Consensual encounters are the least understood of police interactions. They involve minimal police contact, though that doesn’t mean officers might not make requests during a consensual encounter. In many cases officers initiate the casual encounter in order to obtain probable cause or reasonable suspicion of a crime. The main distinguishing factor is that in a consensual encounter with police officers a reasonable person must believe that they had the right to leave at any time and the right to refuse any questions posed by the officers. Unlike arrests or investigatory stops, authorities do not necessarily need probable cause or reasonable suspicion that crime is afoot to initiate a casual encounter.

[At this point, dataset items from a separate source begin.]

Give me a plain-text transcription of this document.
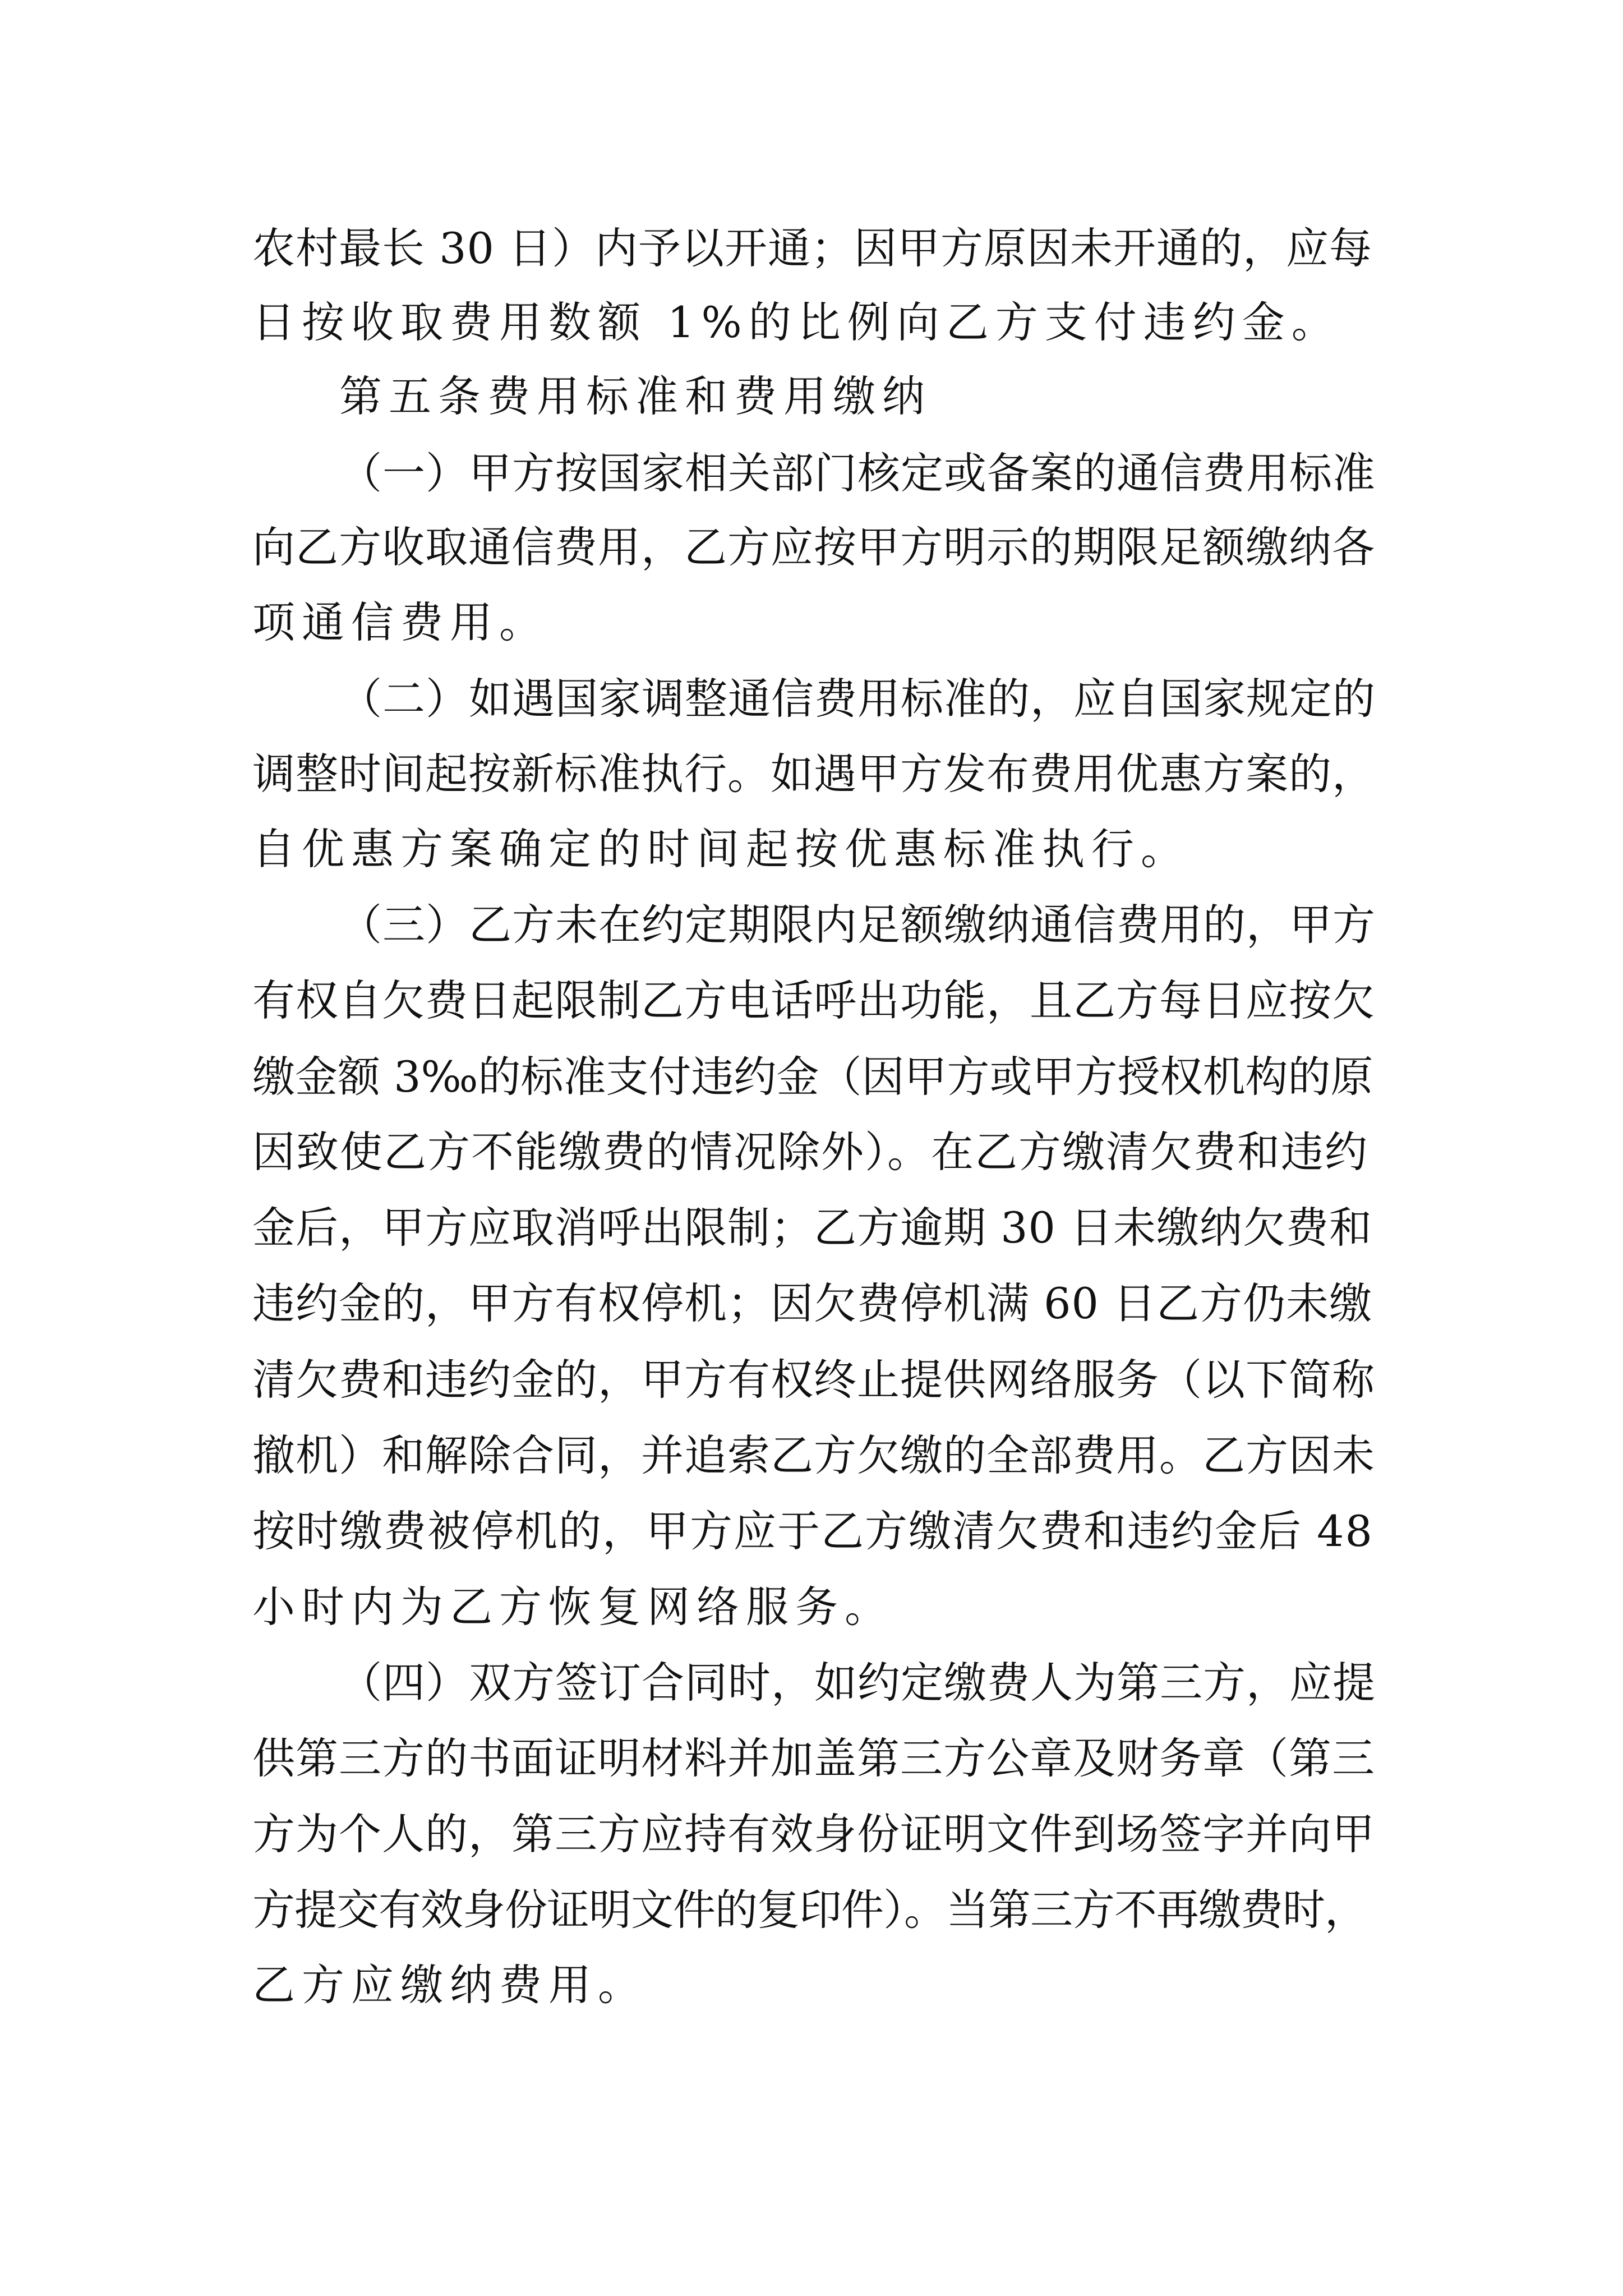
农村最长 30 日）内予以开通；因甲方原因未开通的，应每

日按收取费用数额 1%的比例向乙方支付违约金。

第五条费用标准和费用缴纳

（一）甲方按国家相关部门核定或备案的通信费用标准

向乙方收取通信费用，乙方应按甲方明示的期限足额缴纳各

项通信费用。

（二）如遇国家调整通信费用标准的，应自国家规定的

调整时间起按新标准执行。如遇甲方发布费用优惠方案的，

自优惠方案确定的时间起按优惠标准执行。

（三）乙方未在约定期限内足额缴纳通信费用的，甲方

有权自欠费日起限制乙方电话呼出功能，且乙方每日应按欠

缴金额 3‰的标准支付违约金（因甲方或甲方授权机构的原

因致使乙方不能缴费的情况除外）。在乙方缴清欠费和违约

金后，甲方应取消呼出限制；乙方逾期 30 日未缴纳欠费和

违约金的，甲方有权停机；因欠费停机满 60 日乙方仍未缴

清欠费和违约金的，甲方有权终止提供网络服务（以下简称

撤机）和解除合同，并追索乙方欠缴的全部费用。乙方因未

按时缴费被停机的，甲方应于乙方缴清欠费和违约金后 48

小时内为乙方恢复网络服务。

（四）双方签订合同时，如约定缴费人为第三方，应提

供第三方的书面证明材料并加盖第三方公章及财务章（第三

方为个人的，第三方应持有效身份证明文件到场签字并向甲

方提交有效身份证明文件的复印件）。当第三方不再缴费时，

乙方应缴纳费用。
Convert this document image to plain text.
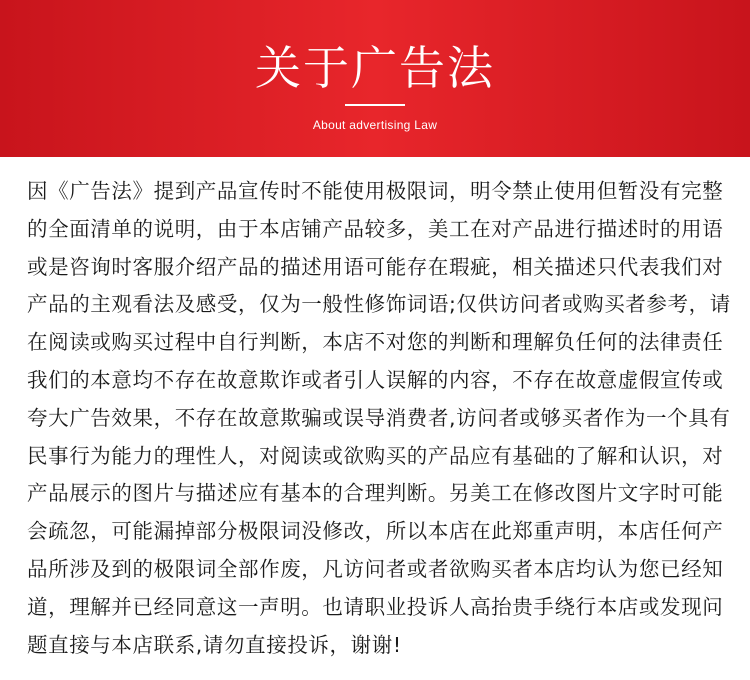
关于广告法
About advertising Law
因《广告法》提到产品宣传时不能使用极限词，明令禁止使用但暂没有完整
的全面清单的说明，由于本店铺产品较多，美工在对产品进行描述时的用语
或是咨询时客服介绍产品的描述用语可能存在瑕疵，相关描述只代表我们对
产品的主观看法及感受，仅为一般性修饰词语;仅供访问者或购买者参考，请
在阅读或购买过程中自行判断，本店不对您的判断和理解负任何的法律责任
我们的本意均不存在故意欺诈或者引人误解的内容，不存在故意虚假宣传或
夸大广告效果，不存在故意欺骗或误导消费者,访问者或够买者作为一个具有
民事行为能力的理性人，对阅读或欲购买的产品应有基础的了解和认识，对
产品展示的图片与描述应有基本的合理判断。另美工在修改图片文字时可能
会疏忽，可能漏掉部分极限词没修改，所以本店在此郑重声明，本店任何产
品所涉及到的极限词全部作废，凡访问者或者欲购买者本店均认为您已经知
道，理解并已经同意这一声明。也请职业投诉人高抬贵手绕行本店或发现问
题直接与本店联系,请勿直接投诉，谢谢!
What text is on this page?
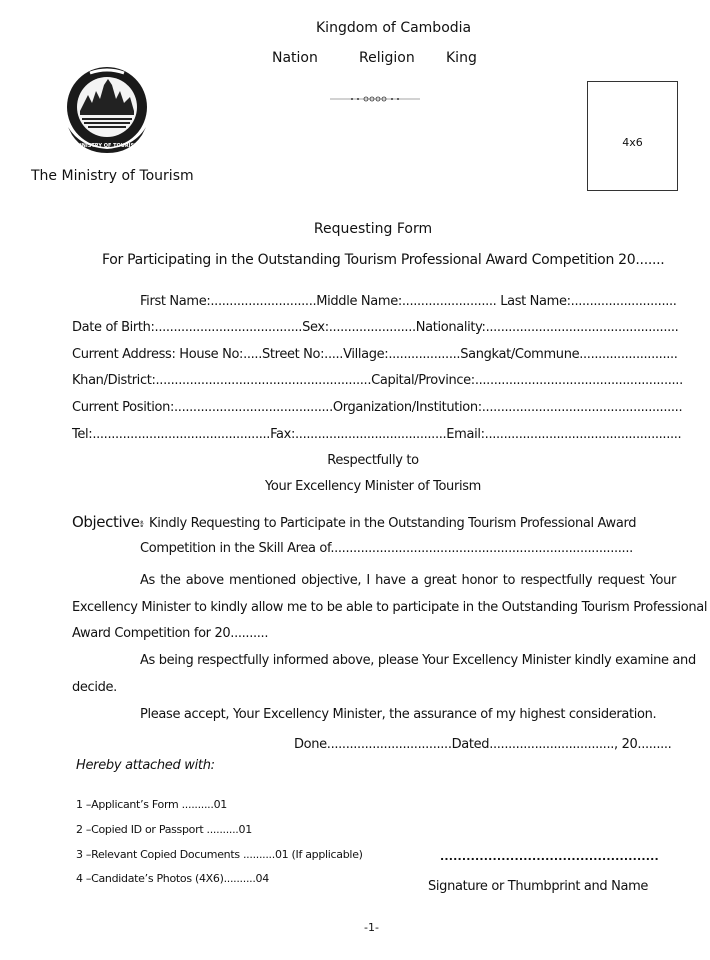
Kingdom of Cambodia
Nation	Religion King
MINISTRY OF TOURISM
The Ministry of Tourism
4x6
Requesting Form
For Participating in the Outstanding Tourism Professional Award Competition 20.......
First Name:............................Middle Name:......................... Last Name:............................
Date of Birth:.......................................Sex:.......................Nationality:...................................................
Current Address: House No:.....Street No:.....Village:...................Sangkat/Commune..........................
Khan/District:.........................................................Capital/Province:.......................................................
Current Position:..........................................Organization/Institution:.....................................................
Tel:...............................................Fax:........................................Email:....................................................
Respectfully to
Your Excellency Minister of Tourism
Objective៖ Kindly Requesting to Participate in the Outstanding Tourism Professional Award
Competition in the Skill Area of................................................................................
As the above mentioned objective, I have a great honor to respectfully request Your
Excellency Minister to kindly allow me to be able to participate in the Outstanding Tourism Professional
Award Competition for 20..........
As being respectfully informed above, please Your Excellency Minister kindly examine and
decide.
Please accept, Your Excellency Minister, the assurance of my highest consideration.
Done.................................Dated................................., 20.........
Hereby attached with:
1 –Applicant’s Form ..........01
2 –Copied ID or Passport ..........01
3 –Relevant Copied Documents ..........01 (If applicable)
4 –Candidate’s Photos (4X6)..........04
..................................................
Signature or Thumbprint and Name
-1-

While this sounds straightforward in theory, in reality it is sometimes difficult to distinguish between a casual encounter and an investigatory stop. After all, most people might not understand that they can leave when a police officer (or several police officers) approach them and begins asking questions, sometimes in a forceful manner.

The totality of the circumstances must be taken into account when analyzing the situation afterward to understand if it truly was a casual encounter or if it was an investigatory stop. This proves critical in many criminal defense cases, because officers often do not have well-founded reasonable suspicion to stop someone.  They often attempt to get away with their actions by claiming that their interaction only began as a casual encounter.

Just because an officer claims that it was a casual encounter and not an investigatory stop does not mean that it actually was. Conducting an investigatory stop without reasonable suspicion of criminal activity is illegal.  Under the law, evidence obtained from an illegal stop (like drugs found in a subsequent search) may be excluded from proceedings.  In most cases, once the evidence is thrown out, the case must be dismissed.